Participants: Jon Agren, Joanne Chory, Charles Fenster (PI), Thomas Hansen, Alexy Kondrashov, Stephen Mount, Matthew Rutter (coPI), Frank Shaw, Ruth Shaw, Stephen Tonsor, Gunter Wagner, Detlef Weigel
Spontaneous mutations are the source of new genetic variants, and are the raw material of evolutionary change. The outcomes of many evolutionary models depend upon the rate and expression of mutations. Because mutation is infrequent, measuring these parameters has been restricted to model organisms raised and assayed in large numbers in laboratory conditions. However, understanding how mutations interface with natural selection and other ecological features of the organism requires explicitly quantifying mutation rates and their effects in the wild or to specific environmental conditions that the organism is likely to encounter. An accurate description of the properties of the mutation process will provide important information about such topics as the rate of emergence of genetic disease and their likely severity, and the potential for detrimental mutations to lead to the decline and extinction of endangered species. Knowledge about the ways in which specific types of mutation interface with the environment may allow us to better use modern genetic techniques to improve crop performance or identify genes that may be especially likely to play a role in disease.

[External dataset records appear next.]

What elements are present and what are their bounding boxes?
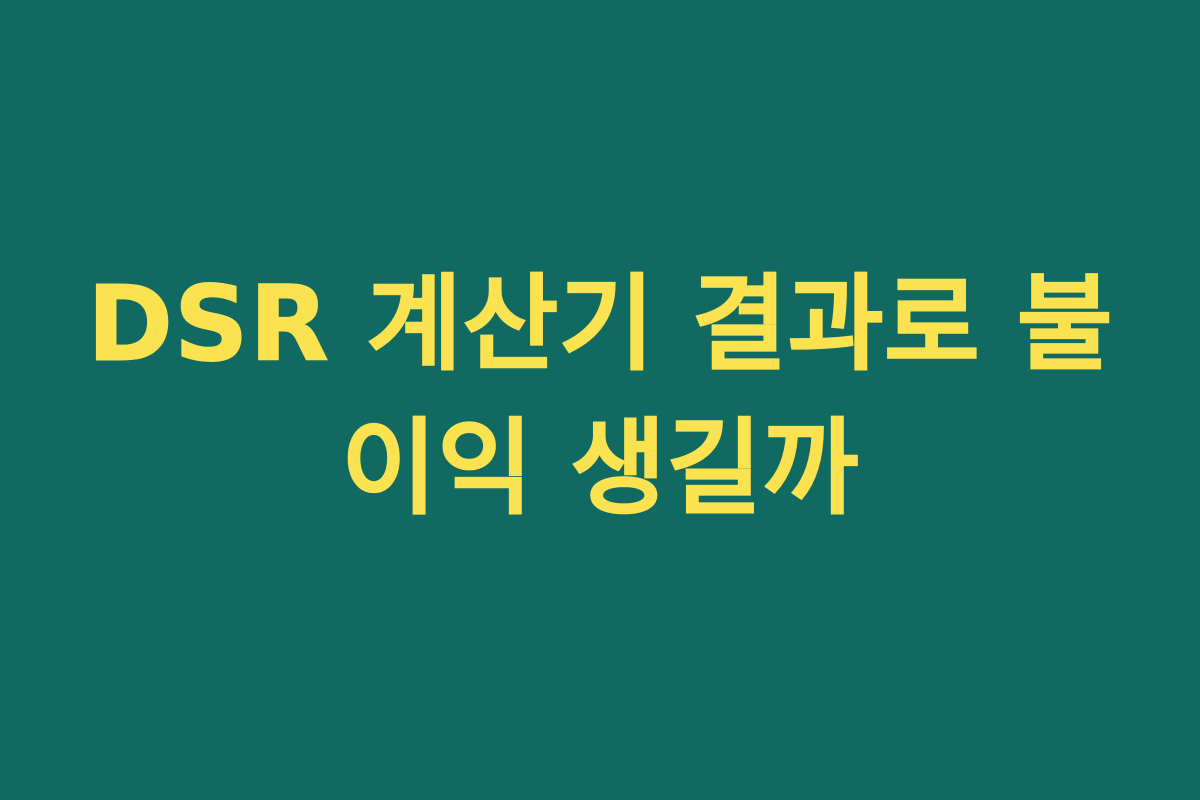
title-card: DSR 계산기 결과로 불이익 생길까 — [0, 0, 1200, 800]
title-block: DSR 계산기 결과로 불이익 생길까 — [80, 253, 1120, 540]
page-title: DSR 계산기 결과로 불이익 생길까 — [80, 253, 1120, 540]
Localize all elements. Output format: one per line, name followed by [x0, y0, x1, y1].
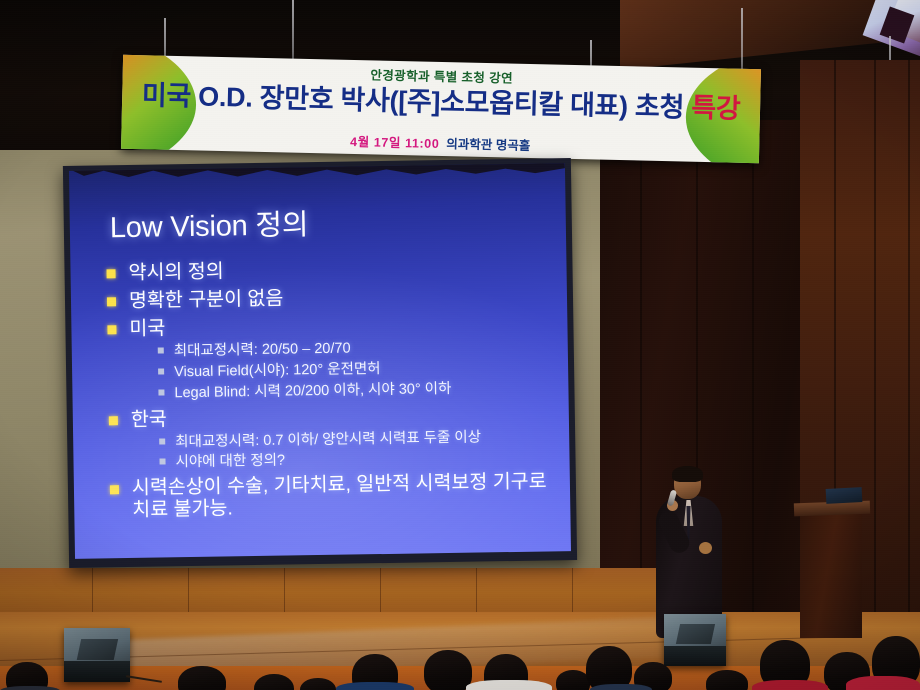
- slide-bullet-text: 명확한 구분이 없음: [129, 288, 284, 312]
- subbullet-square-icon: [158, 347, 164, 353]
- slide-subbullet-text: Legal Blind: 시력 20/200 이하, 시야 30° 이하: [174, 381, 451, 401]
- slide-subbullet-text: Visual Field(시야): 120° 운전면허: [174, 361, 381, 380]
- audience-shoulders: [466, 680, 552, 690]
- banner-title-main: 미국 O.D. 장만호 박사([주]소모옵티칼 대표) 초청: [142, 80, 692, 122]
- slide-subbullet: 시야에 대한 정의?: [159, 448, 555, 473]
- slide-bullet-text: 시력손상이 수술, 기타치료, 일반적 시력보정 기구로 치료 불가능.: [132, 472, 557, 522]
- audience-shoulders: [0, 686, 60, 690]
- speaker-base: [664, 646, 726, 666]
- slide-subbullet-list: 최대교정시력: 20/50 – 20/70 Visual Field(시야): …: [130, 336, 555, 403]
- bullet-square-icon: [107, 297, 116, 306]
- slide-bullet: 명확한 구분이 없음: [107, 283, 553, 313]
- curtain-fold: [908, 60, 910, 640]
- stage-monitor-speaker: [64, 628, 130, 682]
- slide-subbullet: Legal Blind: 시력 20/200 이하, 시야 30° 이하: [158, 378, 554, 403]
- speaker-grille: [676, 624, 715, 644]
- bullet-square-icon: [109, 416, 118, 425]
- subbullet-square-icon: [159, 438, 165, 444]
- subbullet-square-icon: [158, 389, 164, 395]
- lectern: [800, 508, 862, 638]
- banner-venue: 의과학관 명곡홀: [446, 137, 530, 153]
- curtain-fold: [752, 120, 754, 640]
- subbullet-square-icon: [158, 368, 164, 374]
- bullet-square-icon: [107, 269, 116, 278]
- banner-title-accent: 특강: [691, 93, 741, 124]
- audience-shoulders: [846, 676, 920, 690]
- stage-monitor-speaker: [664, 614, 726, 666]
- slide-title: Low Vision 정의: [109, 197, 552, 246]
- audience-head: [424, 650, 472, 690]
- slide-bullet: 미국 최대교정시력: 20/50 – 20/70 Visual Field(시야…: [107, 311, 554, 404]
- lectern-microphone-icon: [826, 487, 863, 504]
- bullet-square-icon: [110, 485, 119, 494]
- speaker-grille: [76, 639, 117, 660]
- slide-bullet-text: 한국: [131, 408, 167, 431]
- slide-bullet: 한국 최대교정시력: 0.7 이하/ 양안시력 시력표 두줄 이상 시야에 대한…: [109, 402, 556, 474]
- presenter: [652, 468, 734, 638]
- slide-bullet-text: 미국: [129, 317, 165, 340]
- audience-head: [178, 666, 226, 690]
- slide-subbullet-text: 최대교정시력: 20/50 – 20/70: [174, 341, 351, 360]
- audience-shoulders: [752, 680, 828, 690]
- projection-screen-frame: Low Vision 정의 약시의 정의 명확한 구분이 없음 미국: [63, 158, 577, 568]
- speaker-base: [64, 661, 130, 682]
- event-banner: 안경광학과 특별 초청 강연 미국 O.D. 장만호 박사([주]소모옵티칼 대…: [121, 55, 761, 163]
- slide-subbullet-text: 최대교정시력: 0.7 이하/ 양안시력 시력표 두줄 이상: [175, 429, 481, 450]
- presenter-hair: [672, 466, 703, 482]
- audience-head: [706, 670, 748, 690]
- audience-shoulders: [336, 682, 414, 690]
- banner-datetime: 4월 17일 11:00: [350, 135, 440, 151]
- presenter-other-hand: [699, 542, 712, 554]
- bullet-square-icon: [107, 325, 116, 334]
- slide-subbullet-text: 시야에 대한 정의?: [175, 453, 285, 471]
- subbullet-square-icon: [159, 459, 165, 465]
- curtain-fold: [640, 120, 642, 640]
- slide-bullet-list: 약시의 정의 명확한 구분이 없음 미국 최대교정시력: 20/50 – 20/…: [96, 255, 556, 521]
- curtain-fold: [874, 60, 876, 640]
- projected-slide: Low Vision 정의 약시의 정의 명확한 구분이 없음 미국: [69, 163, 571, 559]
- screen-top-edge: [69, 163, 565, 181]
- audience-shoulders: [590, 684, 652, 690]
- projection-screen-wrap: Low Vision 정의 약시의 정의 명확한 구분이 없음 미국: [63, 158, 577, 568]
- slide-subbullet-list: 최대교정시력: 0.7 이하/ 양안시력 시력표 두줄 이상 시야에 대한 정의…: [131, 427, 556, 473]
- slide-bullet: 시력손상이 수술, 기타치료, 일반적 시력보정 기구로 치료 불가능.: [110, 472, 557, 522]
- slide-bullet: 약시의 정의: [106, 255, 552, 285]
- audience-head: [556, 670, 590, 690]
- lecture-hall-photo: 안경광학과 특별 초청 강연 미국 O.D. 장만호 박사([주]소모옵티칼 대…: [0, 0, 920, 690]
- slide-bullet-text: 약시의 정의: [128, 261, 223, 284]
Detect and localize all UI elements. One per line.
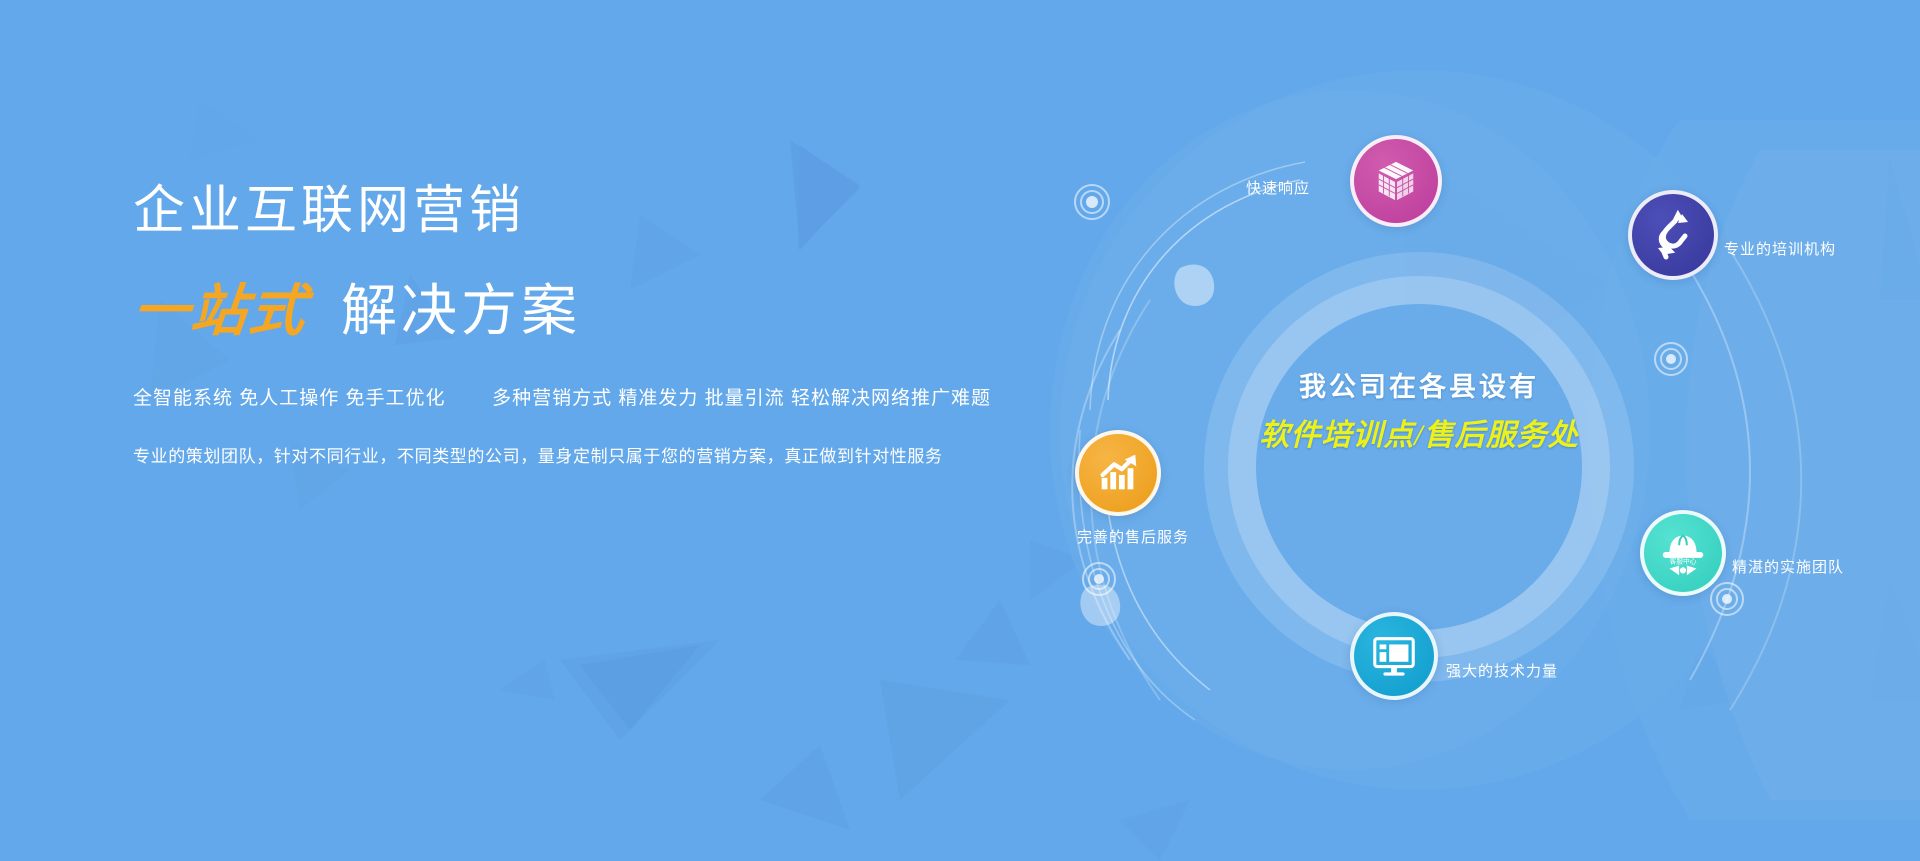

This FIBR Planning Grant will facilitate a collaborative project to investigate mutation properties on evolutionary processes in the plant Arabidopsis thaliana. We are a group of researchers whose expertise includes molecular and developmental genetics, theoretical genetics, and field-based experimental approaches to the study of plant evolution. A. thaliana is optimal for the study of mutational effects: it is the only genetic model organism that does not move, is large enough to easily observe in the wild, and widely distributed in natural populations. Thus, we can utilize predictive evolutionary models, cutting-edge molecular tools, established mutation accumulation lines, greenhouse and field experiments to connect alterations of the genetic code caused by mutation with subsequent changes in survival, reproductive success, and population-level evolutionary processes. The planning grant will fund two meetings (in spring and fall of 2003) that will define in detail the questions to be investigated. We will create a research plan that addresses important and feasible evolutionary questions that link molecular genetic and physiological information to the level of the whole organism. Furthermore, we will identify and recruit other researchers who would enhance the project. The outcome of these meetings and collaborations will be to prepare and submit a preliminary FIBR proposal in 2003.